Managing policies

The Policy Management feature enables you to create rules to govern your use of open source components. With policy rules, open source usage can be managed on an exception basis – as long as open source components meet the policy requirements their usage is allowed. Any open source components/versions that fail to meet your policy rules are flagged, enabling you to review and determine if the use of the component should be allowed in the particular application.

About the policy process

To use the policy management feature:

  1. Create rules that enforce your policies; a user with the Policy Manager role can create and manage policy rules. When creating policy rules determine:
    • Whether to enable the rule. BOMs will not be evaluated until the rule is enabled.

    • Whether the rule can be manually overridden.

    • The conditions for this rule.

      Note: Rules can have multiple conditions; all conditions must be true for a component to be in violation of the rule.
  2. View the violations and determine what to do with components that are in violation of a rule.

    If you enabled the option, violations can be manually overridden.

  3. Optionally,
    • Create additional policies and/or edit, delete, or disable or enable your existing policies.

    • Select a category for your rule. Black Duck provides these categories for a policy rule: component, security, license, operational, and uncategorized (default).

      By using categories and filters, you can easily find policies (on the Policy Management page) or policy violations (on the BOM page) by category.

    • View the Project Version report. This report includes policy violation information:

      • The components_date_time.csv, bom_component_custom_fields_date_time.csv, andsource_date_time.csv files list the policy status and override information.

      • The version_date_time.csv file indicates whether this version of the project has a policy violation.

To assist you, Black Duck provides five default policy rules that you can view, modify, enable, or delete. These policy rules are disabled by default.

Viewing policy rules

The Policy Management page lists all your policy rules and indicates whether the rule allows manual overrides. View this page by clicking and selecting Policies:


Policy Management page
  • The page is filtered to display enabled rules.
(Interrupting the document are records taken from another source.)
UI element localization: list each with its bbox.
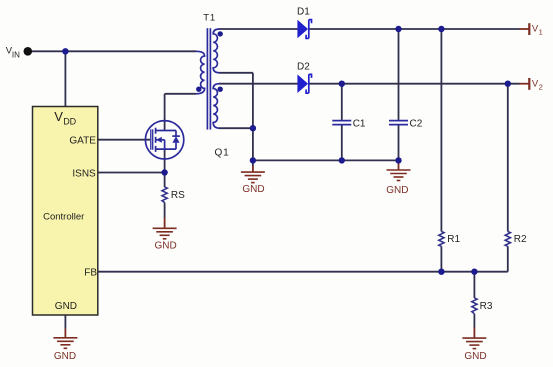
svg-text:C2: C2 bbox=[410, 119, 423, 130]
svg-text:GND: GND bbox=[55, 301, 77, 312]
svg-text:GND: GND bbox=[54, 351, 76, 362]
svg-text:GND: GND bbox=[155, 240, 177, 251]
svg-text:RS: RS bbox=[171, 190, 185, 201]
svg-text:GND: GND bbox=[386, 185, 408, 196]
svg-text:R3: R3 bbox=[480, 301, 493, 312]
svg-text:GATE: GATE bbox=[69, 135, 96, 146]
svg-text:1: 1 bbox=[539, 27, 543, 36]
svg-text:R2: R2 bbox=[514, 234, 527, 245]
svg-text:DD: DD bbox=[63, 116, 76, 126]
svg-text:2: 2 bbox=[539, 82, 543, 91]
svg-text:GND: GND bbox=[242, 184, 264, 195]
svg-text:IN: IN bbox=[12, 50, 20, 59]
svg-text:D2: D2 bbox=[297, 62, 310, 73]
svg-text:T1: T1 bbox=[203, 12, 216, 23]
svg-text:GND: GND bbox=[464, 351, 486, 362]
svg-text:ISNS: ISNS bbox=[72, 169, 96, 180]
svg-text:FB: FB bbox=[84, 268, 97, 279]
svg-text:R1: R1 bbox=[447, 234, 460, 245]
svg-text:V: V bbox=[54, 109, 63, 124]
svg-text:Q1: Q1 bbox=[215, 148, 230, 159]
svg-text:Controller: Controller bbox=[43, 212, 84, 223]
svg-text:C1: C1 bbox=[353, 119, 366, 130]
svg-text:D1: D1 bbox=[297, 7, 310, 18]
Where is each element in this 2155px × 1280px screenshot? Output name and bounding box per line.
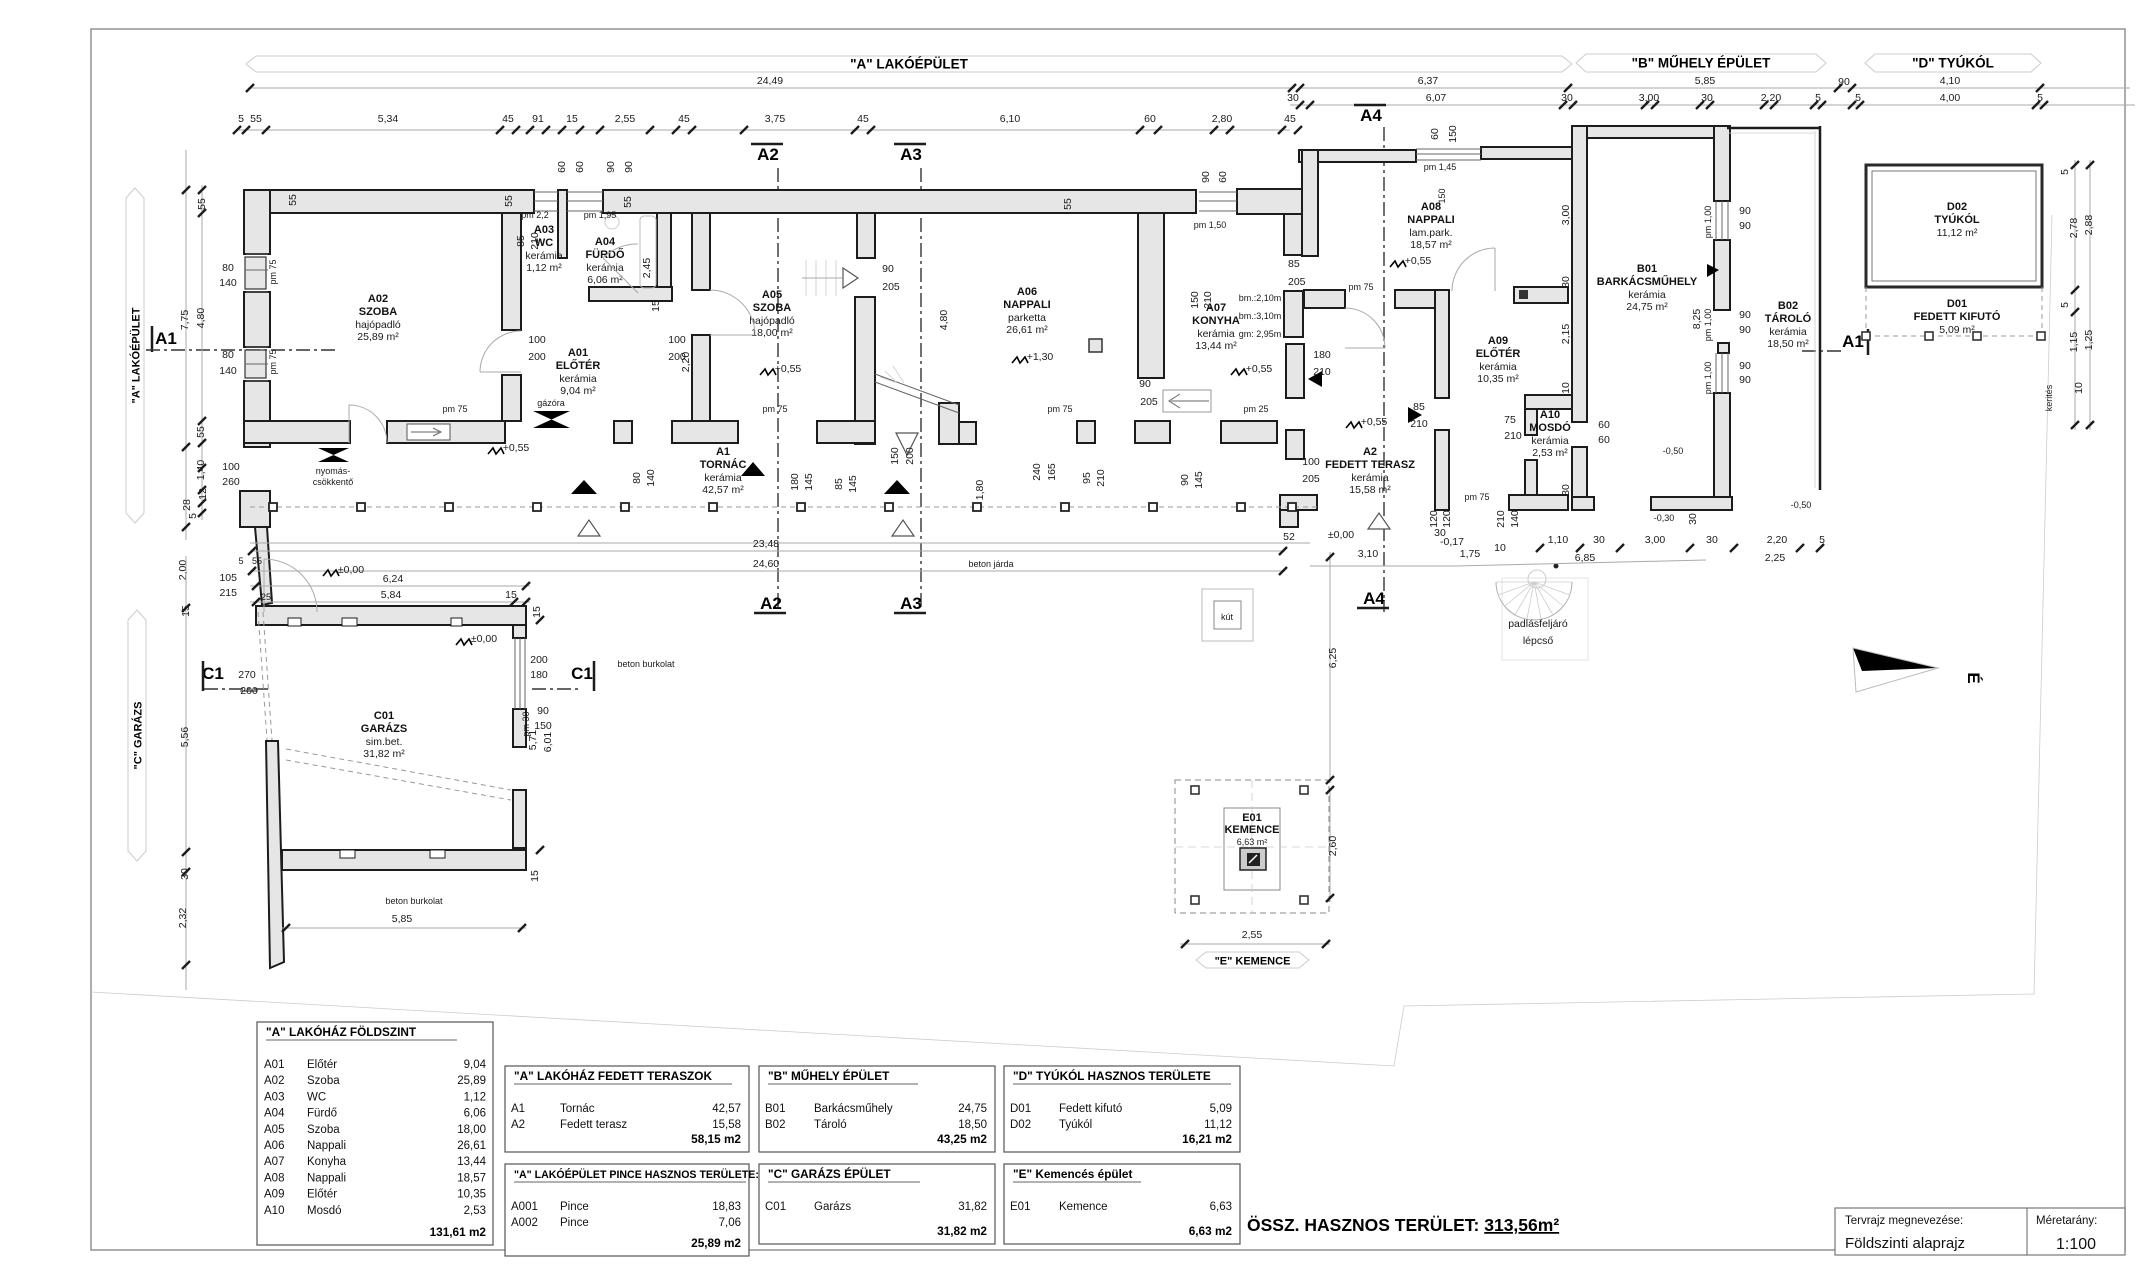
svg-text:100: 100 bbox=[668, 334, 686, 346]
svg-text:kerámia: kerámia bbox=[1769, 326, 1807, 338]
svg-text:6,06 m²: 6,06 m² bbox=[587, 274, 623, 286]
svg-text:"B" MŰHELY ÉPÜLET: "B" MŰHELY ÉPÜLET bbox=[768, 1069, 890, 1083]
svg-text:2,55: 2,55 bbox=[1242, 929, 1263, 941]
svg-text:90: 90 bbox=[623, 161, 635, 173]
svg-text:Kemence: Kemence bbox=[1059, 1201, 1108, 1213]
svg-text:5,85: 5,85 bbox=[1695, 75, 1716, 87]
svg-text:kút: kút bbox=[1221, 612, 1234, 622]
svg-text:2,60: 2,60 bbox=[1327, 836, 1339, 857]
svg-text:A04: A04 bbox=[595, 236, 616, 248]
svg-text:beton burkolat: beton burkolat bbox=[617, 659, 675, 669]
svg-text:-0,30: -0,30 bbox=[1654, 513, 1675, 523]
svg-text:MOSDÓ: MOSDÓ bbox=[1529, 421, 1571, 434]
svg-text:30: 30 bbox=[1560, 276, 1572, 288]
svg-text:150: 150 bbox=[1189, 291, 1201, 309]
svg-text:pm 75: pm 75 bbox=[762, 404, 787, 414]
svg-text:150: 150 bbox=[1437, 188, 1447, 203]
svg-text:91: 91 bbox=[532, 113, 544, 125]
svg-text:210: 210 bbox=[1504, 430, 1522, 442]
svg-text:25,89 m2: 25,89 m2 bbox=[691, 1236, 741, 1250]
svg-text:kerámia: kerámia bbox=[1197, 328, 1235, 340]
svg-text:30: 30 bbox=[1687, 513, 1699, 525]
svg-text:90: 90 bbox=[1739, 374, 1751, 386]
svg-text:E01: E01 bbox=[1242, 812, 1262, 824]
svg-text:Nappali: Nappali bbox=[307, 1172, 346, 1184]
Modify or clear the filter to view disabled rules.

  • All rules can be overridden unless noted.

  • Click > to view the conditions of this rule and who created and last updated it.

From this page, you can view, create, edit, or delete policy rules.

Viewing policy rule violations

When a component is in violation of a policy rule, the Policy Violation icon (Policy Violation icon) appears in the UI on the following pages:

  • Source page. Icon appears next to the file name to indicate that a file in a component is in violation.

  • BOM page. Icon appears next to components in violation.

    In the Tree View of the BOM, Policy violation - child icon next to the parent component indicates that a child has a policy violation.

  • Custom dashboards. Icon appears next to the project name to indicate that this project has a version which has a policy violation.

  • Project Version page. Icon appears next to the version to indicate that it has a policy violation.

Hover over the icon to view to view more information:

  • On the project level, information such as the following appears:


    Policy violations - popup

    This information also appears at the component/file level for users who are members of projects or have project-group privileges.

  • On the component/file level, the following information appears for users with the BOM Manager, Global Project Administrator, Global Project Manager, Project Manager, and Policy Violation Reviewer roles:


    Policy violations - popup

    Clicking the icon (when viewing the BOM using the List view) displays the Policy Violations dialog box from which you can override the policy violation.

Overriding violations

If a rule was configured to allow manual overrides of violations, then you can override a disapproved component or file in that project.

When all component violations have been overridden, the Policy Violation Override icon (Policy Violation Override icon) appears in the UI. In the Tree View, Policy violation override - child icon indicates that a child's policy violation has been overridden; it appears at the parent level. Click the icon to view more information.


Policy Violation Override Popup

Removing policy overrides

If a violation of a policy should not have been overridden, you can remove the override.